326.5 最高の予感
「というわけで、姉さんお誕生日おめでとうー♪」
「いや、呼び出した要件がそれか?」
早めに仕事を終わらせて瑠美からの呼び出しに応えた結果、何故か遥香は誕生日よりも前に誕生日を祝われていた。年齢的には別に誕生日など祝われても仕方ないという気持ちが強いが素直に渡されたプレゼントを開けてからびっくりする。
「お前・・・これ、今時こんなのどこで手に入れたんだ?」
やたら大きいプレゼントだと思ったら中身は所謂『YES、NO枕』と呼ばれる表にYES、裏にNOと書かれた枕がそこにはあった。
「ドンキで売ってるよー」
「はぁ・・・こんなの渡されても、私は常にYESしか使わないぞ?」
「だろうね。だからこれは姉さん用じゃなくて健斗くん用かな。はい、これが本命のプレゼント」
そうして今度は小さな包みが渡されたので中身を開けるとーーー可愛らしい小さめのスノードームがそこにはあった。
「随分と気の利いたプレゼントだな」
「ま、健斗くんと被らないようにした結果かな?ブラとかなら健斗くんと被らないだろうけど、それを選ぶのは健斗くんの役目だろうしね」
「なあ、やっぱりお前健斗とちょいちょい連絡取ってるんだな」
「うん、まあ必要な時はね。嫉妬かな?」
図星なので遥香はコーヒーを一口飲んでから頷いて言った。
「まあな。例え妹だろうが独占欲が湧くのさ。私の健斗には変わらないからな」
「熱々だねぇ。姉さんから寝とるなんて出来たら面白そうだけど、健斗くん多分絶対私には手を出さないしねぇ」
恐らく瑠美がどれだけ迫ろうとも絶対に靡くことはないだろうという確信が瑠美にはあった。まあ、それ以前の問題で姉の恋人寝とるつもりなど毛頭なかったが。
「私だって我慢してるんだ。ここで邪魔なんかされてたまるか」
「姉さん本当に肉食なのに頑張ってるねぇ。卒業式終わったら健斗くんその反動受けてやばそうだよね」
「まあ、否定はしないが」
入籍出来れば多分遥香はこれまでの分も健斗にせまるだろうという確信があった。
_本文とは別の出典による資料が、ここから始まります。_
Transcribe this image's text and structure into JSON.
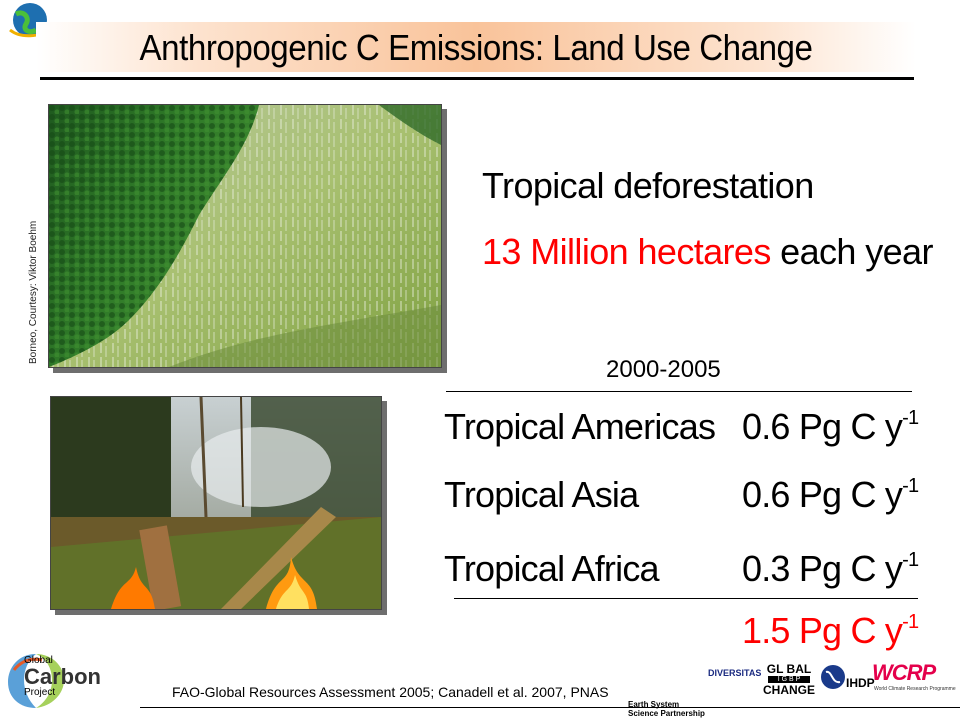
{
  "slide": {
    "title": "Anthropogenic C Emissions: Land Use Change",
    "photo_credit": "Borneo, Courtesy: Viktor Boehm",
    "headline": "Tropical deforestation",
    "rate": {
      "highlight": "13 Million hectares",
      "rest": " each year"
    },
    "period": "2000-2005",
    "regions": [
      {
        "label": "Tropical Americas",
        "value": "0.6 Pg C y",
        "exponent": "-1"
      },
      {
        "label": "Tropical Asia",
        "value": "0.6 Pg C y",
        "exponent": "-1"
      },
      {
        "label": "Tropical Africa",
        "value": "0.3 Pg C y",
        "exponent": "-1"
      }
    ],
    "total": {
      "value": "1.5 Pg C y",
      "exponent": "-1"
    },
    "citation": "FAO-Global Resources Assessment 2005; Canadell et al. 2007, PNAS"
  },
  "logos": {
    "gcp": {
      "line1": "Global",
      "line2": "Carbon",
      "line3": "Project"
    },
    "essp": {
      "line1": "Earth System",
      "line2": "Science Partnership"
    },
    "diversitas": "DIVERSITAS",
    "global_change": {
      "top": "GL BAL",
      "middle": "I G B P",
      "bottom": "CHANGE"
    },
    "ihdp": "IHDP",
    "wcrp": "WCRP",
    "wcrp_sub": "World Climate Research Programme"
  },
  "colors": {
    "accent_red": "#ff0000",
    "title_band": "#f9c39a",
    "wcrp": "#e4004b"
  }
}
絶対に止まらないのが目に見えてるが・・・まあ、そんな自分のことも健斗は優しく受け入れてくれそうだとも思うのだ。
「というか、なんで今プレゼント渡すんだ?」
「え?だってお正月まで会うことないだろうし・・・それに、せっかくの家族水入らずを邪魔なんて出来ないよ」
「なるほどな・・・まあ、とにかくありがとう」
「うん。あ、あとこれは恵さんから新しく仕入れた健斗くんの写真ね」
その渡された写真の方がプレゼントよりもずっと嬉しそうだったという事実は瑠美の胸の内に閉まっておくのだった。まあ、今年は健斗もいるしきっと遥香にとって人生で1番幸せな誕生日になるだろうとも思うのだった。